What every boy needs to know about sex

When I was working on my memoir, WarBaby, I doodled about some of the highlights of my growing up. One memory stands out. It was about sex and the public library.

I was 17. That was many years ago – days when students were required to do hard research and write original papers that had damned well have been at least C-grade in quality. A long time ago, for sure.
I came to love libraries in those days. I did much of my research for papers in the main city  library. It was near my father’s office. After school I’d ride the bus downtown, work in the library and then ride home with my dad.
One day, I was browsing in the library and I came across a book entitled What Every 16-Year-Old Boy Should Know About Sex. Well, being 17, I suddenly developed an overwhelming desire to see if I had missed anything.
I slid the book in with the three or so others I had picked out and approached the check-out lady. She processed my books until she got to The One. The quince-like expression of her face reminded me of Lily Tomlin as The Telephone Lady on the old Laugh-In TV show. (Tells you a bit about how long ago this was, eh?)
“I’m sorry,” she said with a salacious smirk. “You can’t check this book out.”
“Why?” I said. “I’m 17, and the book’s for 16-year-olds.”

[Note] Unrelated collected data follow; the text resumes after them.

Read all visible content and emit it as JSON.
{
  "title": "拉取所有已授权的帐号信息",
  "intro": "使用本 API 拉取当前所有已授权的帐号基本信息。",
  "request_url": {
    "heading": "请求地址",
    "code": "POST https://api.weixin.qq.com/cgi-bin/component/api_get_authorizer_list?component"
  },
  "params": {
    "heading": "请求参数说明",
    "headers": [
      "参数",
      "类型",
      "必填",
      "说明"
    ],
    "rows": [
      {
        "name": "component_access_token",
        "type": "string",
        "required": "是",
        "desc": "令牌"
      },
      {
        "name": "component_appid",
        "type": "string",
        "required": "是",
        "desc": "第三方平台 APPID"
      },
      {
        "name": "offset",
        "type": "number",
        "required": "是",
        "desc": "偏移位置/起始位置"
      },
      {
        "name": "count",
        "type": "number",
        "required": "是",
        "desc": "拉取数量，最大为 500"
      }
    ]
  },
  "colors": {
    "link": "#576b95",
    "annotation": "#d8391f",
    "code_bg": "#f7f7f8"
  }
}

“But you have to be 18 to check out books of this nature,” she replied, the salacious smirk morphing into a Leni-Riefenstahl-wannabe grimace.
“That doesn’t make any sense,” I said, asking for the name and address of the head librarian to whom I later wrote.
(His reply was classic bureaucratese – wordswordswords, all saying yesnoyesnoyesno and my favorite “notwithstanding our commitment to learning…”)
I dealt with it. I waited out the bureaucracy. And when I turned 18, I went back and got That Book.
They should have called it What Every Ten-Year-Old Boy Already Knows About Sex.